Despite an unprecedented wave of sales growth and media hype washing over the comics and graphic novel market, CrossGen Comics, a three-year-old maverick comics publisher, has hit turbulent financial waters.

In July and August, several CrossGen freelancers went public with complaints that the company had not paid them for their work. In an August interview with, a pop culture trade news Web site, CrossGen president, CEO and founder Mark Alessi said that several members of the company's senior management had been going without salaries, and in early September CrossGen CFO Mike Beattie left the company abruptly, as some of its artists were rumored to be looking for work elsewhere.

CrossGen's initial financing came from a small group of investors that included Alessi, an outspoken tech multimillionaire who built the company around an old-fashioned studio system (many CrossGen artists and writers work in-house at the company's headquarters) in Florida. The company had tentatively scheduled a second round of financing, but the new group pulled out early this summer and since then CrossGen has been struggling for cash. "We're in the process of finalizing a second round of financing," said Chris Oarr, CrossGen's director of marketing and sales. "My understanding is that you will be writing a very different story in about five days."

The company published 23 trade books in 2002 and had 36 scheduled for this year. However, ambitious plans for its trade paperback publishing program haven't all worked out. The Forge and Edge paperback anthology series were canceled early this year after only a few volumes apiece. And for the last couple of months not only have CrossGen's regular monthly comics titles missed publishing deadlines, its trade paperback program has gone missing altogether. Collections of the award-winning Ruse series and the newer Way of the Rat series that were supposed to have been published in July and August have yet to appear, and new publishing dates have not been announced.
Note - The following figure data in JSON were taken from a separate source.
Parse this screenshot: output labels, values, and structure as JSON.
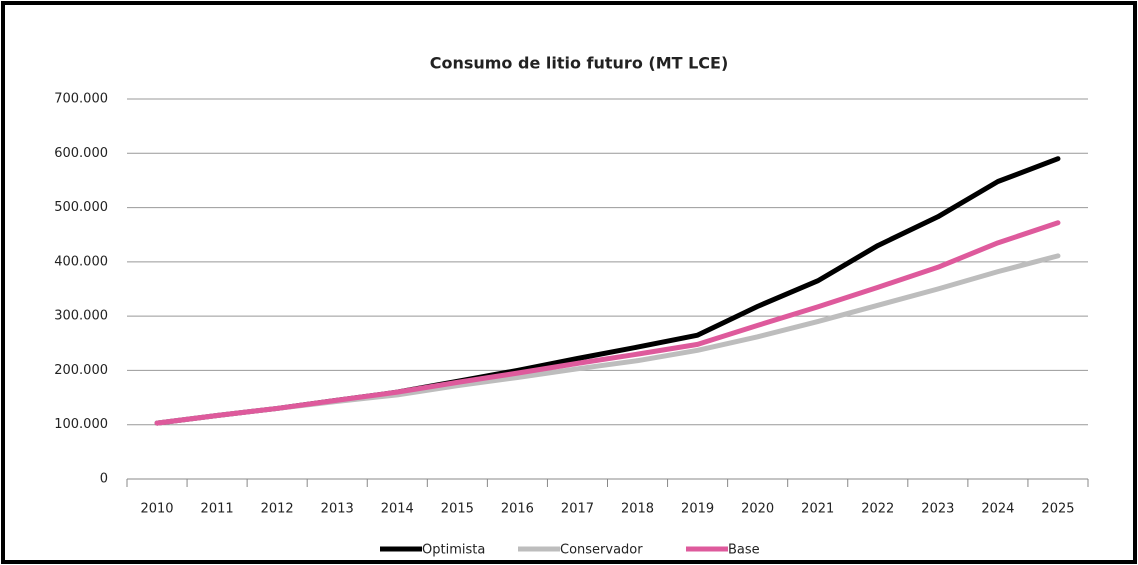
{
  "chart_data": {
    "type": "line",
    "title": "Consumo de litio futuro (MT LCE)",
    "categories": [
      "2010",
      "2011",
      "2012",
      "2013",
      "2014",
      "2015",
      "2016",
      "2017",
      "2018",
      "2019",
      "2020",
      "2021",
      "2022",
      "2023",
      "2024",
      "2025"
    ],
    "series": [
      {
        "name": "Optimista",
        "color": "#000000",
        "values": [
          103000,
          117000,
          130000,
          145000,
          160000,
          180000,
          200000,
          222000,
          243000,
          265000,
          318000,
          365000,
          430000,
          483000,
          548000,
          590000
        ]
      },
      {
        "name": "Conservador",
        "color": "#bdbdbd",
        "values": [
          103000,
          117000,
          130000,
          143000,
          155000,
          172000,
          187000,
          203000,
          218000,
          237000,
          262000,
          290000,
          320000,
          350000,
          382000,
          411000
        ]
      },
      {
        "name": "Base",
        "color": "#de5a9c",
        "values": [
          103000,
          117000,
          130000,
          145000,
          160000,
          178000,
          195000,
          213000,
          230000,
          248000,
          283000,
          317000,
          353000,
          390000,
          435000,
          472000
        ]
      }
    ],
    "ylim": [
      0,
      700000
    ],
    "yticks": [
      0,
      {
        "value": 100000,
        "label": "100.000"
      },
      {
        "value": 200000,
        "label": "200.000"
      },
      {
        "value": 300000,
        "label": "300.000"
      },
      {
        "value": 400000,
        "label": "400.000"
      },
      {
        "value": 500000,
        "label": "500.000"
      },
      {
        "value": 600000,
        "label": "600.000"
      },
      {
        "value": 700000,
        "label": "700.000"
      }
    ],
    "grid": true,
    "legend": "bottom"
  }
}
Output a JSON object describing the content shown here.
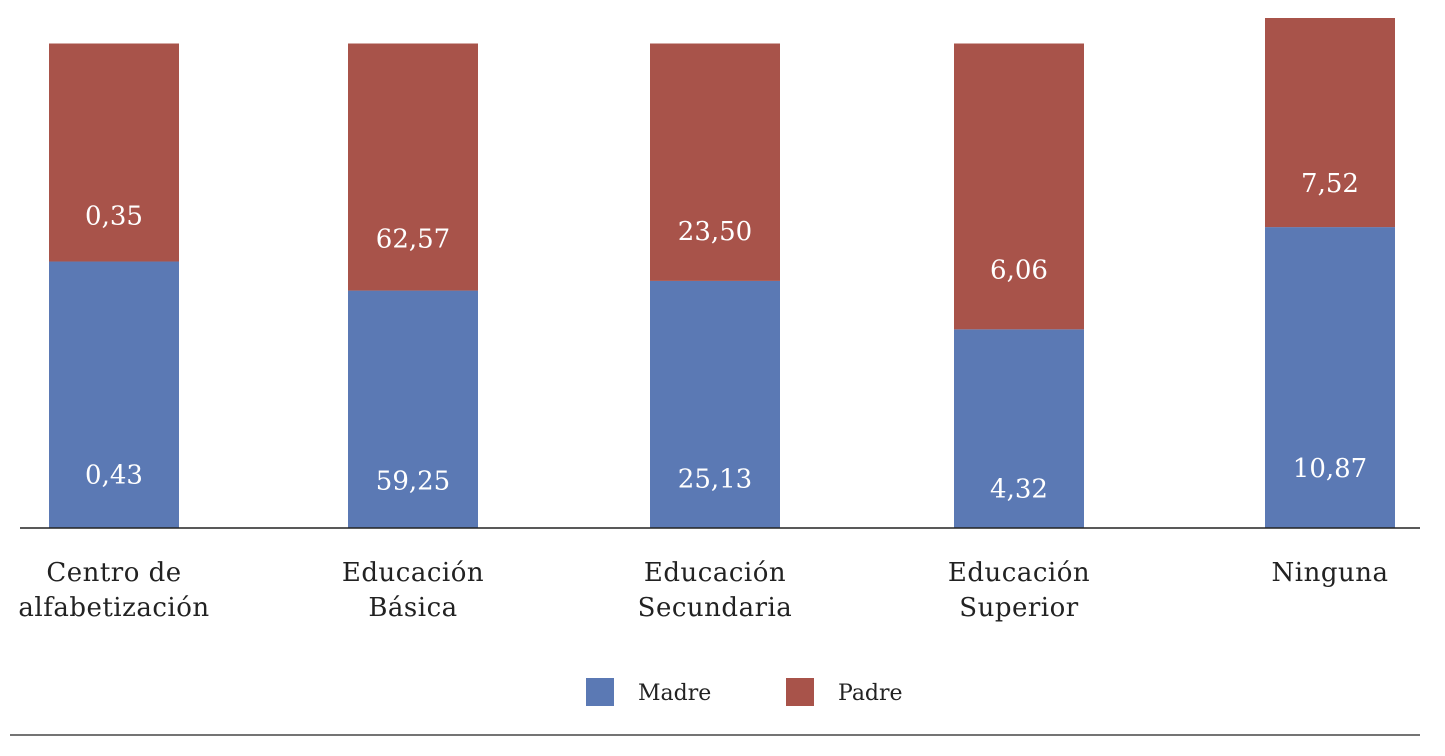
{
  "chart_data": {
    "type": "bar",
    "stacked": true,
    "normalized_percent": true,
    "categories": [
      [
        "Centro de",
        "alfabetización"
      ],
      [
        "Educación",
        "Básica"
      ],
      [
        "Educación",
        "Secundaria"
      ],
      [
        "Educación",
        "Superior"
      ],
      [
        "Ninguna"
      ]
    ],
    "series": [
      {
        "name": "Madre",
        "color": "#5b79b4",
        "values": [
          0.43,
          59.25,
          25.13,
          4.32,
          10.87
        ],
        "labels": [
          "0,43",
          "59,25",
          "25,13",
          "4,32",
          "10,87"
        ]
      },
      {
        "name": "Padre",
        "color": "#a8534a",
        "values": [
          0.35,
          62.57,
          23.5,
          6.06,
          7.52
        ],
        "labels": [
          "0,35",
          "62,57",
          "23,50",
          "6,06",
          "7,52"
        ]
      }
    ],
    "madre_share_percent": [
      55,
      49,
      51,
      41,
      59
    ],
    "bar_total_percent": [
      95,
      95,
      95,
      95,
      100
    ],
    "title": "",
    "xlabel": "",
    "ylabel": "",
    "legend_position": "bottom-center",
    "grid": false
  }
}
"We certainly have had to tighten our belt in terms of the release schedule on our trade book side," Oarr said. "Despite all that, we shipped 35,000 copies of Meridian Vol. 1 to Scholastic Book Fairs and Scholastic Book Clubs in early July and also debuted the new He-Man and the Masters of the Universe series of books." And he reiterated that the trade paperback program, including the much-anticipated collection of Lady Death should be up and running again once the company's second round of financing is in order.

"As it stands, we should be addressing the backlog of trade books within the next three weeks, and we should clear that backlog well before the end of the year," said Oarr. "We'll probably be ready to announce a book schedule the second or third week of October."